Царь велел дьякам немедля, по опросу, сделать самый точный сибирский чертеж и затем возвысил голос.
– Зла не помню! – И только по этим словам впервые и поняли казаки, что царю известно все про них и ничего он не забыл. – Милостью взыщу, как взыскал меня господь на гноище моем. Да не омрачится ничем день сей! Не о смерти – о жизни говорю днесь. Зрите, слепые: царство Сибирское верными рабами покорено под нашу державу.
Он стоял во весь рост, худой, высокий, серебро одежды струилось по нему. Он воскликнул с внезапной силой:
– Радуйтеся! Новое царство послал бог Русии!
Несколько голосов в палате прокричали:
– Радуйтеся!
И человек с одутловатыми щеками и потным гладким лбом, сидевший неподалеку от царя, стал часто креститься.
То был царевич Федор.
Гости расселись у столов по старшинству и чинам. Старцы в тяжелой парчовой одежде безучастно дремали на лавках. Более молодые переговаривались, кое-где о чем-то спорили. Приглушенный гул стоял под низкими сводами. Тут были Шуйские, Мстиславские, Трубецкие, Шереметевы, Голицыны – рюриковичи, гедиминовичи, действительные и воображаемые потомки "отъехавших" ордынских князьков, патриархи и птенцы старинных "колен", заметно поредевших при Иоане.
Слуги быстро, бесшумно уставили столы посудой. Четверо внесли огромную серебряную корзину с хлебом.
Гул утих. В створчатых дверях показался Иван Васильевич. Опираясь на палку, медленно, между поднявшихся и кланявшихся бояр, прошел он к креслу. С ним рядом шел статный, в роскошной русой бороде, оружничий. На вскинутой голове царя был венец из золотых пластин с жемчужными подвесками.
– Благослови, отче! – высоким голосом сказал царь.
Митрополит в белом клобуке благословил трапезу.
Стали обносить блюдами. Молодец в бархате остановился с низким поклоном перед Иваном Кольцо.
– Царь и великий князь Иван Васильевич всея Руси жалует тебя хлебом. Бархатный молодец удалился, бесшумно ступая, важно неся, как чашу с дарами, свое уже начинавшее тучнеть немолодое тело.
Ильин потянулся отломить себе кусок, его дернули за рукав.

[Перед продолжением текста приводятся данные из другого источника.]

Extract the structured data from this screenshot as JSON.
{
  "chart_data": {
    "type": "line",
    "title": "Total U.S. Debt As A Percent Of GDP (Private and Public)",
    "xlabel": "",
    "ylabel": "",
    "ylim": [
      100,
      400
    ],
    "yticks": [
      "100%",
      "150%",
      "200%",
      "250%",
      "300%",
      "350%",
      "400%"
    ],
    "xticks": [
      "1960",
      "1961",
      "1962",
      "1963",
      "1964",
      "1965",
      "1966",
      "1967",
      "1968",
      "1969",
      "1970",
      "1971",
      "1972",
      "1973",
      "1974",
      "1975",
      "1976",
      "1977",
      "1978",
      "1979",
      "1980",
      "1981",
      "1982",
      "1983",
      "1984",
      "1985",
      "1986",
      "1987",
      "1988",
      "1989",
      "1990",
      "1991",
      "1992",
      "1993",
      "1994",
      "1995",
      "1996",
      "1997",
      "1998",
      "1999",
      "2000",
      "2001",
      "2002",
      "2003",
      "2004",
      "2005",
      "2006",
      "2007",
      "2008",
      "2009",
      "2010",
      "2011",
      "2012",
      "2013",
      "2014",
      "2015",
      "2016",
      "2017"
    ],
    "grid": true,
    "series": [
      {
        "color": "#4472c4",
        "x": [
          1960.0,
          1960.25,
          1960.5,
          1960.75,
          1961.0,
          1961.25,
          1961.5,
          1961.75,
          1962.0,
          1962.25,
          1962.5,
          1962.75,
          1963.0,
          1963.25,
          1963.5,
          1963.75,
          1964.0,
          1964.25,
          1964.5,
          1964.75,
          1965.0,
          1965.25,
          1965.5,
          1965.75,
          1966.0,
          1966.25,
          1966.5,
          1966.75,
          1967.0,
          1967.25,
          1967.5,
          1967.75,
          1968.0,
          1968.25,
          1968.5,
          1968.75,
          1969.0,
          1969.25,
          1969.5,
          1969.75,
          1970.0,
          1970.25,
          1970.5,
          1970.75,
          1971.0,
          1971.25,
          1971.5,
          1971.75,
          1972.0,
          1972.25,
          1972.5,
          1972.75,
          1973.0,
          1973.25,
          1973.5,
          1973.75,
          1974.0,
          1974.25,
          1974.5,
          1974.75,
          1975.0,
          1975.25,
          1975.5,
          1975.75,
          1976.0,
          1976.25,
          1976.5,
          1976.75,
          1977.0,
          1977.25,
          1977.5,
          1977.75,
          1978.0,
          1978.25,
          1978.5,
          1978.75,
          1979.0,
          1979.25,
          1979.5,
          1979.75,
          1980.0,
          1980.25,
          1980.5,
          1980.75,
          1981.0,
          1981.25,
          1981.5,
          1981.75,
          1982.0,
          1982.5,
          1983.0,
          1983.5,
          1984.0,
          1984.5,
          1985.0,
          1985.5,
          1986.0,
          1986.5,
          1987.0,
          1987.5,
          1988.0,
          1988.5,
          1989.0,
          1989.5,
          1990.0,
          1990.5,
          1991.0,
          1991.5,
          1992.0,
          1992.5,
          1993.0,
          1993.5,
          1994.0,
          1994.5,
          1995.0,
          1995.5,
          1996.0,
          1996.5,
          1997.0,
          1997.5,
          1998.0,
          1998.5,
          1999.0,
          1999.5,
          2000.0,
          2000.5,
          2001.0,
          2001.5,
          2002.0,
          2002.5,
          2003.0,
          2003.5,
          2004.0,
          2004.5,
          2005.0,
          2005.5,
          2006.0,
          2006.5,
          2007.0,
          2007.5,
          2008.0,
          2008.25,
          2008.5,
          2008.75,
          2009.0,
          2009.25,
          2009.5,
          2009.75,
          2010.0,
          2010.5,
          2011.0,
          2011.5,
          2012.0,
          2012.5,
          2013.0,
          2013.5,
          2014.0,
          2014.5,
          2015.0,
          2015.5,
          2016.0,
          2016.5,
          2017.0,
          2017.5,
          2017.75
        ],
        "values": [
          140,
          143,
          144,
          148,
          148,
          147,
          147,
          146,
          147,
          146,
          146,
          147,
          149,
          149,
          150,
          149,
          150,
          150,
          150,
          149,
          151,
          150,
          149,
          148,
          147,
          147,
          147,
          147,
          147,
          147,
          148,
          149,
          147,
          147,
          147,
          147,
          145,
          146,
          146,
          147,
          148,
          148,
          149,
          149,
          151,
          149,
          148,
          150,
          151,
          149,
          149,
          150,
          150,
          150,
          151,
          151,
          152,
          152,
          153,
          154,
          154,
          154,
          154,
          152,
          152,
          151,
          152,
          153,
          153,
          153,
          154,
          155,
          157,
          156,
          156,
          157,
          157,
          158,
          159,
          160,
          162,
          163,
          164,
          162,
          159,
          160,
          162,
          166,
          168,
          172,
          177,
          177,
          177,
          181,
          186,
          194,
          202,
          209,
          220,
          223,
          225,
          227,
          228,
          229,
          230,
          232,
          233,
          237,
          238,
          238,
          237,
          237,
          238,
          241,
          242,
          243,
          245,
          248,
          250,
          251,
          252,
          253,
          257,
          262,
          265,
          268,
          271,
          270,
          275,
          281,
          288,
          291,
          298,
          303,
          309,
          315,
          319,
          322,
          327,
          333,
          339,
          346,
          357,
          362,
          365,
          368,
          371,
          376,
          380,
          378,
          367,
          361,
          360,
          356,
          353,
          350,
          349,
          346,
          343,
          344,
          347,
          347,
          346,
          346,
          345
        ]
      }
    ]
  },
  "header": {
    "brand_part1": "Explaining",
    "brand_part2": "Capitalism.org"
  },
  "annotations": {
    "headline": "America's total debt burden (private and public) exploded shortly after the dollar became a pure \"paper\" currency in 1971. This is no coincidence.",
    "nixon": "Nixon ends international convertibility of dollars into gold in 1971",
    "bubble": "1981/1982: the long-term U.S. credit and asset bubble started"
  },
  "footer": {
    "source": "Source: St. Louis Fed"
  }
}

– Поголодай, не горячись, – присоветовал Мелентий Нырков. – Как он к тебе подойдет, тогда, значит, можно – ешь. Занятие-то у него одно, нетяжкое, а сам точно птица райская. Ино и все так. Я землю пахал, хлебушко возращивал – с боярином слова молвить не смел; а с легкой душой пошел по земле, – глядишь, и к царю позвали…
Вскоре веселый красногубый боярин принял на себя попечение о сибирских послах. Он потчевал их:
– Кушайте, пейте во здравие. Радость-то, радость какую привезли. Гостюшки дорогие…
Яств было множество – в подливах, в соках, то пресных, то обжигавших рот незнакомой пряной горечью. Мелентий Нырков жалко сморщился.
– Вино, как мед, – пробурчал Родион, – рыбка зато с огоньком.
Боярин всплеснул холеными белыми ладонями.
– Из-за моря огонек! – И он стал перечислять: корица, пипер, лист лавровый, венчающий главы пиитов.
– Мы к баранине привычные, – не поняв, сказал сотник Ефремов.
Гаврила Ильин тоже не мог разобрать, вкусно все это или нет, но было это как во снах, и он ел и утирался рукавом, и с гордостью смотрел, как все эти люди в цветных сияющих облачениях рады им, казакам, и стараются услужить, а у каждого из этих людей под началом – город или целая рать. И Гаврила пытался сосчитать, сколько ратей у царя Ивана, и, забывшись, толкнул бело-розового старичка в серебристом херувимском одеянии по левую руку от себя.
А слуги ловко подхватывали пустевшие блюда. Каждая перемена кушаний подавалась на новой посуде. В серебряных бочках кипели цветные меды. В гигантском корыте, литом из серебра, лежал целый осетр. По столам пошли кубки в виде петухов, лисиц, единорогов. Дважды не давали пить из одной чары.
Уже под металлическими грудами глухо трещали доски. Так невообразимо было изобилие, что забывалось, что это – золото, серебро, и малая часть которого не имеет цены. А неисчерпаемый источник выбрасывал в палату все новые и новые сокровища.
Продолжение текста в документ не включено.